Itamar: Edimilson é um dos meus poetas preferidos. Eu também tenho esse afeto pela poesia, sempre há livro de poesia na minha cabeceira. Por vezes empreendo estudos mais profundos, sem qualquer objetivo ou método sobre a poesia. É como contemplar uma árvore, sem pensar no conhecimento sistematizado que temos sobre ela. Um contemplar sentindo. Ela me ajuda a pensar minhas questões de forma mais subjetiva e menos simplista. O poema pode ser um grande tratado sobre o díptico consciente e inconsciente, talvez por isso essa atenção à poesia.
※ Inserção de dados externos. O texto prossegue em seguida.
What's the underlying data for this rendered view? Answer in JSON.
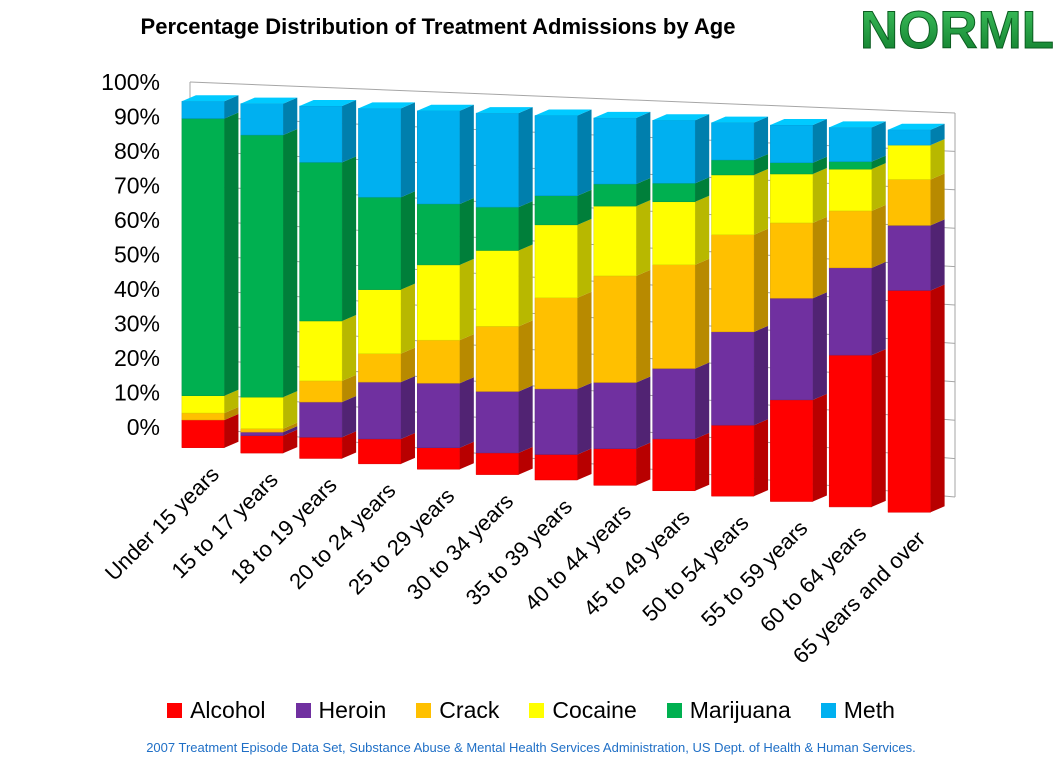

Sua escolha me fez recordar uma entrevista de Anne Carson que foi parar num poema da Ana Martins Marques, “se a prosa é uma casa, a poesia é um homem em chamas correndo rapidamente através dela”. Tenho dito que escrever é voltar para casa. Talvez por minha experiência profissional e etnográfica aprendi a anotar, coletar informações e pensamentos, para depois escrever sobre eles. Escrever é um ato solitário. É preciso, literalmente, voltar para casa para dar sentido às percepções desordenadas que acumulamos. Já me perguntaram se viveria fora do Brasil. Confesso que neste atual estado de violência generalizada do governo contra tudo e todos é uma ideia que vez ou outra passa por minha cabeça. Se o fizesse seria por um instinto de sobrevivência, não por escolha deliberada. Acho que não conseguiria mais escrever porque sempre estaria no exílio à espera de “voltar para casa”. Penso em você, Carola, que vive em permanente deslocamento. Como voltar para casa e escrever? Como sua experiência literária é construída a partir desse permanente deslocamento?

Carola: Que linda a sua pergunta, me emocionou, talvez por tocar nisso que é um dos meus temas principais, o deslocamento. Você diz que escrever é voltar pra casa, mas no meu caso, não há “casa” para voltar. Não há origem, não há nada. No fundo minha escrita é a minha casa, uma casa feita de palavras, palavras que vieram antes de mim, palavras que virão depois. Como diz o poema “a poesia comparece/para nomear o mundo”.

Itamar: Que lindo, Carola. Acho que sua resposta fecha bem nosso diálogo.

Carola Saavedra

É autora, entre outros, dos romances Flores azuis (eleito melhor romance pela Associação Paulista dos Críticos de Arte), Paisagem com dromedário (Prêmio Rachel de Queiroz na categoria jovem autor), O inventário das coisas ausentes e Com armas sonolentas. Seus livros foram traduzidos para o inglês, francês, espanhol e alemão. Está entre os 20 melhores jovens escritores brasileiros escolhidos pela revista Granta. Desde 2019, é professora e pesquisadora na Universidade de Colônia.